Living in the pen with the chickens are two feral cats who were trapped by local rescue organization Cats Alive. After they were neutered and vaccinated Shirley took them in. Dorby and Petra are too wild to adjust to house living but they’ve found a place amongst the birds and kill whatever rodents venture into the pen. They’ve got their own house and like to hang out on the roost during the day. They are safer now and well fed – a big change since the days on their own.
There are two large vegetable beds: she doesn’t spend as much time in the garden now, but does maintain some year round crops for the chickens: apples, berries, kale and greens. Lawns surround the house as well as trails through the forest and a large pond. It’s home to hawks, owls, ravens, newts and snakes – all of which Shirley delights in seeing.
For the last 12 years she’s volunteered as a shepherd on Gray’s Farm. They probably thought she was just there for the fun stuff like lambing season but she’s stuck with it. Yes, she enjoys the lambs, but she’s also involved in giving shots, castrating rams, worming, driving the tractor and haying. It’s a part-time gig that’s a labour of love and she clearly loves that flock of 100 Suffolk, Dorset and Hampshire sheep.
Not new to farming, Shirley grew up on a 180-acre beef farm in Ontario’s Bruce Penninsula; a piece of property sold to her family in the 1950s for $100 by the Chippewas of Nawash First Nation Band. She sold it, at less than market value, as the last piece of land required to complete the Bruce Trail – a public walking trail that stretches 890 kilometres from the Niagara River to Tobermory. It was important for her, as a strong proponent of protecting the natural environment, to support that cause.
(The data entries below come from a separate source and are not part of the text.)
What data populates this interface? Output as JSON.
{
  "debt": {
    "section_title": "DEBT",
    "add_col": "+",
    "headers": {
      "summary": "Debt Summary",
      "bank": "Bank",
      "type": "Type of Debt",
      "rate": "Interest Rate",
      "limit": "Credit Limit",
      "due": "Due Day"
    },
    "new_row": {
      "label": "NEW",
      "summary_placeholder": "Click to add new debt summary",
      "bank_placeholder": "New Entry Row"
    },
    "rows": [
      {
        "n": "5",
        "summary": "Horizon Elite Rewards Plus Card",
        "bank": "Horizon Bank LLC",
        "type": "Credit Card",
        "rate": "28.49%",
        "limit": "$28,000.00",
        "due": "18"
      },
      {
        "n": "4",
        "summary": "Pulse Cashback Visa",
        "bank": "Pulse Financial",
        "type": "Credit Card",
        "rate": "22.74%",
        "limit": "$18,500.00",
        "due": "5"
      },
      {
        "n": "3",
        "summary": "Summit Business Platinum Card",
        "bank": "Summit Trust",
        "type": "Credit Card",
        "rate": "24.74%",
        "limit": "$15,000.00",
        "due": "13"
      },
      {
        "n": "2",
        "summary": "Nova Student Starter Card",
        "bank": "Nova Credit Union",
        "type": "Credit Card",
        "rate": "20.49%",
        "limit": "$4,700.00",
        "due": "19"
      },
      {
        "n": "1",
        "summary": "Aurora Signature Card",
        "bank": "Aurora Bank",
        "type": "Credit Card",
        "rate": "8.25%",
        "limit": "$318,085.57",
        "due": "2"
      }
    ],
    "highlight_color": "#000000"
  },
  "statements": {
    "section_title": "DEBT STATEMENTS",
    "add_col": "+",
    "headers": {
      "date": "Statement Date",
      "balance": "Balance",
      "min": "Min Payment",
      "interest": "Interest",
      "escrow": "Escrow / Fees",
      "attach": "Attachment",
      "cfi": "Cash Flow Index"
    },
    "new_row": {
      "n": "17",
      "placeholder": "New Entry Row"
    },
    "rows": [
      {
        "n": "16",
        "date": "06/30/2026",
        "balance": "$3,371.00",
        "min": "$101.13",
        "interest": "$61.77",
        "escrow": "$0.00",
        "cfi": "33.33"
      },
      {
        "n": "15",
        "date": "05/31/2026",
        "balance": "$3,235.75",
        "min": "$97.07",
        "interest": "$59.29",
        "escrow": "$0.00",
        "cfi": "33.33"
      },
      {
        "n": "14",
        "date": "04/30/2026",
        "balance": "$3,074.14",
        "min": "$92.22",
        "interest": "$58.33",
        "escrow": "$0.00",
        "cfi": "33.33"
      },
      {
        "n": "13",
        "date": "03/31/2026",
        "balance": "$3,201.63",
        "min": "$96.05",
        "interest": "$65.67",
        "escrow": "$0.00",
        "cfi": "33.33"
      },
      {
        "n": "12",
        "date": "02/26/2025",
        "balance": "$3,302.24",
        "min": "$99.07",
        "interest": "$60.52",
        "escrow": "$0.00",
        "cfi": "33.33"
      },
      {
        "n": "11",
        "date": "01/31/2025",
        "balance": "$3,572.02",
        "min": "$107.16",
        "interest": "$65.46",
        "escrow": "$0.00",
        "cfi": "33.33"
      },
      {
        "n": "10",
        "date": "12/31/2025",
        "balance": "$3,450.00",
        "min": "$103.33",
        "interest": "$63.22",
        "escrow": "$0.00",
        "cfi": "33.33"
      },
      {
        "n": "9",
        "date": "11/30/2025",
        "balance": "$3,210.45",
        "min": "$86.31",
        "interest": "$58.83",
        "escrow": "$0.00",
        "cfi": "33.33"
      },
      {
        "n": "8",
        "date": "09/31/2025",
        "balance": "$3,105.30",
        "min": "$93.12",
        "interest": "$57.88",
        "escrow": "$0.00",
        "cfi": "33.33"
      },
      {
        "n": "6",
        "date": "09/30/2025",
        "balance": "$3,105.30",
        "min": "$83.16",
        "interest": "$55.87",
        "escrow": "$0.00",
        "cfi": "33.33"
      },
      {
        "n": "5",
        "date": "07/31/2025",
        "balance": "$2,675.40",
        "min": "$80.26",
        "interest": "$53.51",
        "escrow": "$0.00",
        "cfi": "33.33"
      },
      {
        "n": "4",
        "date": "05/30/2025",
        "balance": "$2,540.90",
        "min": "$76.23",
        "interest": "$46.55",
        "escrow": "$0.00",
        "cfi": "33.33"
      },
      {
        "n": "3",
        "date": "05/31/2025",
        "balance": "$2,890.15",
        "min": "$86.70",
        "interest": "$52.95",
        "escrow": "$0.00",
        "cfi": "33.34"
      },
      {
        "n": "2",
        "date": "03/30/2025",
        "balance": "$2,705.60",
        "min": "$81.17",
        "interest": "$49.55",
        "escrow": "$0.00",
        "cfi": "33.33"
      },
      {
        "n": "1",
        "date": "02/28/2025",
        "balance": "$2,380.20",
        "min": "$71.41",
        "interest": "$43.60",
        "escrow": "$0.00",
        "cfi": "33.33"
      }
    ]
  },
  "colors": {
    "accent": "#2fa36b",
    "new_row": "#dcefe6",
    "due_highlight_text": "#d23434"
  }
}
When Shirley’s not tending to her flocks she juggles her involvement in all kinds of community organizations: she’s got a PhD in Aquatic Ecology and has volunteered in the Forage Fish Program, sampling fish eggs from species of ecological significance.
If you went to the Warming Centre during our recent island-wide power outage you would have seen her at the reception desk as part of the island’s Emergency Support Services. She does meal prep for the Search & Rescue teams and is a member of The Lions. Good thing she retired to make time for all her volunteer work.
Nothing gives her more satisfaction than her animals. She might not be a vet but she’s fulfilled her vocation to take care of animals. It’s a win-win: she’s provided them with great lives and in return they’ve supplied her with hours of love and entertainment.